Alcohol Use and Chronic Pain Among Primary Care Patients

Integrated Technology-Based Intervention to Reduce Heavy Drinking and Chronic Pain Among Patients in Primary Care

Chronic pain and unhealthy drinking are common co-occurring conditions among patients presenting to primary care. Given their impact on functioning and medical outcomes, there would be considerable benefit to developing an accessible, easily utilized, integrative approach to reduce unhealthy alcohol use and pain that can be readily incorporated into the primary care setting. The objective of this study is to test a smartphone-based intervention for reducing unhealthy alcohol use and pain in primary care patients, determine the feasibility of implementing this intervention in the primary care setting, provide effect size estimates of the intervention on drinking and chronic pain outcomes.

Heavy alcohol use represents a significant risk for morbidity and mortality. Unfortunately, addressing unhealthy patterns of alcohol use in primary care is often a challenge as patients typically present with co-morbid conditions that: (1) may make unhealthy drinking a lower priority health issue and (2) may impact the capacity for sustained alcohol-related change. Chronic pain is among the most common of these conditions among primary care patients. Pain is a frequent source of distress and disability among primary care patients and is one of the most frequent causes for visits. Pain is also an important trigger for alcohol use among primary care patients who drink and is associated with the experience of negative alcohol-related consequences and unhealthy drinking over time. The experience of pain has also been shown to be associated with poorer responses to alcohol interventions. Primary care physicians face a number of challenges when attempting to treat co-occurring unhealthy drinking and pain among their patients. Pain management and reduction of alcohol use among those who engage in heavy alcohol use is often not adequately achieved with pharmacological treatments nor are pharmacological treatments indicated for common pain conditions. Moreover, despite the availability of evidence-based psychosocial interventions for unhealthy drinking and chronic pain, patients with each of these conditions typically show poor adherence to treatment. Given the rates of pain and unhealthy alcohol use among primary care patients and their impact on functioning and medical outcomes, there would be considerable benefit to an accessible, easily utilized, integrative approach to treat heavy alcohol use and pain that can be readily incorporated into the primary care setting. The objectives of this study are to develop a smartphone-based intervention for reducing heavy alcohol use and pain in primary care patients, determine the feasibility of implementing this intervention in the primary care setting, provide effect size estimates of the intervention on outcomes, and develop procedures to conduct a Stage II efficacy trial.

Eight-week and 16-week assessments will be completed by assessor who is masked to intervention condition. Baseline assessment takes place before randomization

Smartphone-based intervention that includes in-person initial session and 8 video lessons, daily activities, and weekly check-ins.

Three items from the Brief Pain Inventory (BPI) to assess chronic pain. Range 0-30. Higher scores reflect worse outcomes

Four items from the BPI to assess chronic pain intensity.

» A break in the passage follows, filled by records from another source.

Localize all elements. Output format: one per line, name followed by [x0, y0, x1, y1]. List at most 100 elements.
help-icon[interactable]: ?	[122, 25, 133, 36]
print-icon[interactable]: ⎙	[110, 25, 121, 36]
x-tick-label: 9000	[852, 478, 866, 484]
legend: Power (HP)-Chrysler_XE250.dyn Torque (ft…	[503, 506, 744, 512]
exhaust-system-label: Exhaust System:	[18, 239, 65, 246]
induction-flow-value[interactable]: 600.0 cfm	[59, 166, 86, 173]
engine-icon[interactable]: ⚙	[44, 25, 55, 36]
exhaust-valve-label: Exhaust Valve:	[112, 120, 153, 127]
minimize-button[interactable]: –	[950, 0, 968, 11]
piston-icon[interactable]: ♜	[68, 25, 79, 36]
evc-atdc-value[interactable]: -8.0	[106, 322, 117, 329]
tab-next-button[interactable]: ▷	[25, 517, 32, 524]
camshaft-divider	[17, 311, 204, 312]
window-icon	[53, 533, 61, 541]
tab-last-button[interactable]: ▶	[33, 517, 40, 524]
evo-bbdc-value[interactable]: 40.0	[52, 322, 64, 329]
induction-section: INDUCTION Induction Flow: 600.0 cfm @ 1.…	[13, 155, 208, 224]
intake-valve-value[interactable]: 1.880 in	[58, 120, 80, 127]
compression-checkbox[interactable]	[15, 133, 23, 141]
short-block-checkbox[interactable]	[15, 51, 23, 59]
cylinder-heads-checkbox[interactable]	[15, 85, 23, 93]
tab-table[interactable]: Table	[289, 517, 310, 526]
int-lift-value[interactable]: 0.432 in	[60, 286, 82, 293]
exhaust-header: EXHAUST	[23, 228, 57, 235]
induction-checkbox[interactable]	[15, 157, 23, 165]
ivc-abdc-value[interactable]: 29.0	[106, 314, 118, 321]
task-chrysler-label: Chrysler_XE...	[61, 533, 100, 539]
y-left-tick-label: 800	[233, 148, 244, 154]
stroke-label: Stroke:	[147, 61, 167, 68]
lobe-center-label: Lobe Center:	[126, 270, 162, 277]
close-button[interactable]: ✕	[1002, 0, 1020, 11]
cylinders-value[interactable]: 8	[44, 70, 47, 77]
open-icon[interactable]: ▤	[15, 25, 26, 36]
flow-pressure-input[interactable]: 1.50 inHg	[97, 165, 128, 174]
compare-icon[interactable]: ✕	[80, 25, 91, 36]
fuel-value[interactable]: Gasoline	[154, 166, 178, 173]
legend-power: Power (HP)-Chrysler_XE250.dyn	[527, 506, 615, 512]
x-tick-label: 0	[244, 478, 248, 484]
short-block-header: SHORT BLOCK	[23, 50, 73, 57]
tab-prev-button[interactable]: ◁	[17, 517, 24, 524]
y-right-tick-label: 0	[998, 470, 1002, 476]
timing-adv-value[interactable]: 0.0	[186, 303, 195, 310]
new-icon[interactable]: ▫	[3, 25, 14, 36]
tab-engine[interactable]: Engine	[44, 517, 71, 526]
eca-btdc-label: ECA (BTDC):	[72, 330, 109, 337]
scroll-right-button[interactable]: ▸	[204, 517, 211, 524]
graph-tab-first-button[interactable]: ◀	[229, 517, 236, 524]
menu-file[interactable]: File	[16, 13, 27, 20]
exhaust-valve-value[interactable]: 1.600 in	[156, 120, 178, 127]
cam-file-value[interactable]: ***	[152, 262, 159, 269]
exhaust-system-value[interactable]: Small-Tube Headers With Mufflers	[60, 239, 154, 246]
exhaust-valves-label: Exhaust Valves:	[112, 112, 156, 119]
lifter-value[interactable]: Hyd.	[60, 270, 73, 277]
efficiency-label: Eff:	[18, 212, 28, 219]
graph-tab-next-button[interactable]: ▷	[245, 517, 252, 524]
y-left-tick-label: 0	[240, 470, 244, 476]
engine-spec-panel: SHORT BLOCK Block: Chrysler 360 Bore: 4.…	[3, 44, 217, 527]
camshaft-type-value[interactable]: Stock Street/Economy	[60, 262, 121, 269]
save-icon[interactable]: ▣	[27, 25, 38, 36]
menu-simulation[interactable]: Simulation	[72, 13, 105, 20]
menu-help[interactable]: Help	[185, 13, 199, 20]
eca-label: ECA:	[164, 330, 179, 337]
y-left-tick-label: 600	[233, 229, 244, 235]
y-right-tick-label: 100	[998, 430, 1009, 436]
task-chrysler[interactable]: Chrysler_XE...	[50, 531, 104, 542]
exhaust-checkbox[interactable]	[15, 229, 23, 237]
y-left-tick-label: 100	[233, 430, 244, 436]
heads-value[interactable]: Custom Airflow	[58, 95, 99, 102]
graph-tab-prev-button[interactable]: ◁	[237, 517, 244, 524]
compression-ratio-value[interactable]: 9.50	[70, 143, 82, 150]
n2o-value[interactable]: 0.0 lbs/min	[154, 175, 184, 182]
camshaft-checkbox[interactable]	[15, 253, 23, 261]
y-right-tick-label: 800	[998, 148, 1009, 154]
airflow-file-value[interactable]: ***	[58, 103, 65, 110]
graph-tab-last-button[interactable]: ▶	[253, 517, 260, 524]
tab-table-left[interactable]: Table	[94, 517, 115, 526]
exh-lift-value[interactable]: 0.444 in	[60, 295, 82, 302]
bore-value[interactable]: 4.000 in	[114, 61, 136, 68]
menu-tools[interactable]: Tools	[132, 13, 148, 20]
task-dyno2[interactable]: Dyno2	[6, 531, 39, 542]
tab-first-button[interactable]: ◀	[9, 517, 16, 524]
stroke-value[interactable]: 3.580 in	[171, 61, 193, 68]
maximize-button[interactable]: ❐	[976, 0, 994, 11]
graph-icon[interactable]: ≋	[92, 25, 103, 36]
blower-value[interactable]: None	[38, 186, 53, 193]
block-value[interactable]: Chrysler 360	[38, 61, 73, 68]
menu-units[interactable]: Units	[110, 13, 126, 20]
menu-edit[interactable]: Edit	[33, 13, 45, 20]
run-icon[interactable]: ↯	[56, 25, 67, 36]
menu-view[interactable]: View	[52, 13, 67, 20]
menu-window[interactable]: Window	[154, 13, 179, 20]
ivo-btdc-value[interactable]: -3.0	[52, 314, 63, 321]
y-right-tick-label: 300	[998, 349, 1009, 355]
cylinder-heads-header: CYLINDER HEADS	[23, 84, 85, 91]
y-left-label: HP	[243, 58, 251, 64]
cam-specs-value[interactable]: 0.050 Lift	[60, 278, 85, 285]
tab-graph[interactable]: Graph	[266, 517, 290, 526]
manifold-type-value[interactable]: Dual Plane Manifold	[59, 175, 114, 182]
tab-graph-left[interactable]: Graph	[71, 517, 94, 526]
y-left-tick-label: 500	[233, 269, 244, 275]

Each item 0-10. Higher scores reflect worse outcomes

Seven items from the BPI to assess chronic pain interference. Each item is 0-10. Higher scores reflect worse outcomes

Inclusion Criteria: 1 heavy drinking: defined as either [1] an average of more than 7(for women)/14 (for men) standard drinks per week over the past month or [2] one or more heavy drinking episodes (4+ standard drinks for women, 5+ standard drinks for men) 2 chronic pain: defined as non-cancer related pain of at least 3 months duration rated as moderate or greater (past week pain severity rating of 4 or greater on the BPI severity item) Exclusion Criteria: psychoactive medication for pain or alcohol use for fewer than 2 months history of bipolar disorder or schizophenia current expressed suicidal intent prior history of alcohol withdrawal related seizures or delirium tremens behavioral treatment for pain or alcohol use in the past 3 months any scheduled surgery within the next 6 months or acute life threatening illness that requires treatment

Data sharing procedures that will be implemented within one year of completion of the study. Specific data may be shared based on proposals received and reviewed by the study investigators and limited public-use data sets might be prepared and made available. In either case, data will be shared only after all planned reports of study findings have been prepared. Data to be shared will be de-identified to minimize the risk of deductive disclosure. Documentation will be provided for all shared data including copies of data collection forms, schedule of study assessments, data dictionaries documenting all original and derived variables, descriptive statistics for all variables included in the data sets, and a written description of the study conduct and noteworthy details anticipated to potentially affect data interpretation. Costs associated with producing data sets and analysis will be the responsibility of investigators seeking the data.

Data will be available after all planned reports of study findings have been prepared within one year of project completion. Data will be available upon request for 5 years following these reports

Specific data may be shared based on proposals received and reviewed by the study investigators and determined to have scientific merit.